Конструкция от дивана пылилась в кладовке, потом переехала ржаветь в гараж. Когда дом у нас все же появился (я, правда, тогда уже жила в Москве), и диван занял свое законное место, встав под нафантазированный в прошлом навес, он уже переживал ветхую старость: цепи его скрипели, из подушек торчал поролон.
Что действительно пригодилось так это яркий брезентовый балдахин. Я любила играть в придворную жизнь Франции эпохи трех мушкетёров, а из балдахина получалась шикарная пышная юбка, если собрать его вокруг талии бантом. Я наряжалась и расхаживала по квартире, обмахиваясь бумажным веером и придерживая подол. «Миледи, умоляю вас. – Ах, оставьте. – У меня срочное поручение от королевы. – Когда я снова увижу вас?».
Иногда я играла с сестрами. Королева и ее фрейлины. Высшей милостью с моей стороны было дать им надеть балдахин.
В студенческие годы я приворовывала, не от голода, а ради забавы. Тогда еще были рынки и магазины с ценниками, написанными от руки, по которым кассиры считали стоимость на калькуляторах, без всяких касс. Камер наблюдения не было, пирожные можно было безнаказанно есть у прилавка, на рынке – тырить морковку и огурцы, и так романтично было переклеивать ценники с дешевого вина на дорогое, и хихикать, расплачиваясь, а потом выйти и уже открыто ржать над глупой продавщицей, которая ни хрена не понимает в вине. Будто мы тогда что-то понимали. Я, впрочем, и сейчас не разбираюсь, знаю только, что приличные люди пьют шабли. Однажды я украла курицу гриль в бумажном пакете, спрятала ее под куртку и бежала, и хотя измазалась в жиру, было так весело с ней, горячей, за пазухой, нестись по замерзшему зимнему рынку.
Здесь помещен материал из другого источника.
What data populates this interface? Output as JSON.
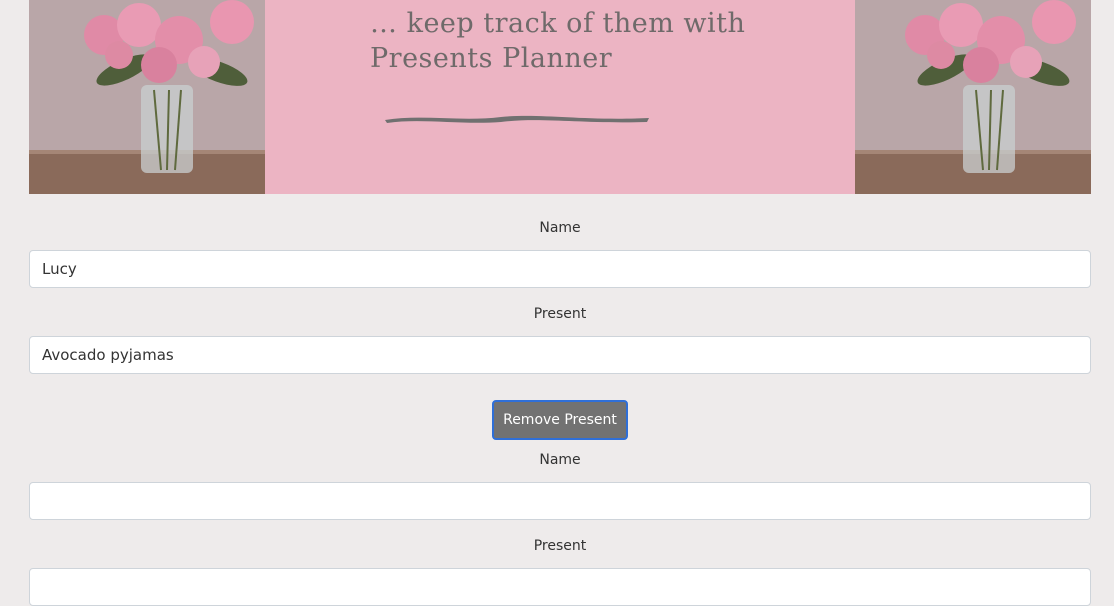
{
  "banner": {
    "tagline_line1": "… keep track of them with",
    "tagline_line2": "Presents Planner",
    "left_image_icon": "peony-vase-photo",
    "right_image_icon": "peony-vase-photo",
    "accent_color": "#ecb4c3"
  },
  "entries": [
    {
      "name_label": "Name",
      "name_value": "Lucy",
      "present_label": "Present",
      "present_value": "Avocado pyjamas",
      "remove_button_label": "Remove Present"
    },
    {
      "name_label": "Name",
      "name_value": "",
      "present_label": "Present",
      "present_value": ""
    }
  ],
  "colors": {
    "page_background": "#eeebeb",
    "button_background": "#727272",
    "button_border": "#2f6fd8"
  }
}
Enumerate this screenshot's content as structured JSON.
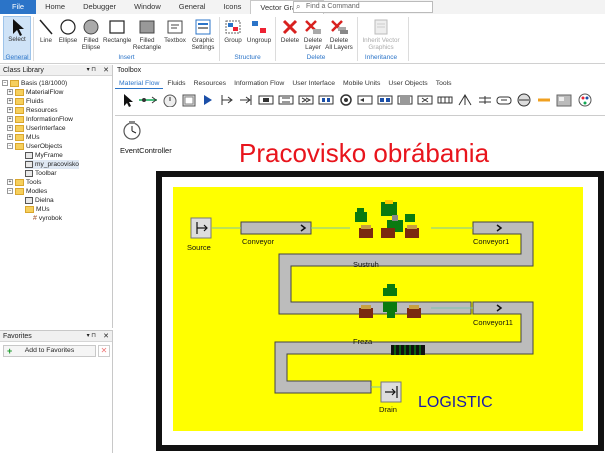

А еще я сбегала из ресторанов, не заплатив. Пока сама не устроилась работать официанткой. Когда впервые не расплатился мой клиент, я узнала, как это выглядит с другой стороны. У меня вычли неоплаченный счет из зарплаты. Благо, мы тогда приворовывали всем коллективом, продавали свое бухло и сардельки из соседнего магазина, выдавая их за шпикачки по-баварски.
Подбивая в конце дня выручку, менеджер брал «наше» и осторожно, в курилке, делил пропорционально стажу и ответственности, на всех.
«Мы берем половину выручки в хороший̆ день, – говорил менеджер, – потому что у нас есть моральный̆ потолок. В плохой̆ день мы вообще не трогаем кассу. И молчим, поняли, молчим!»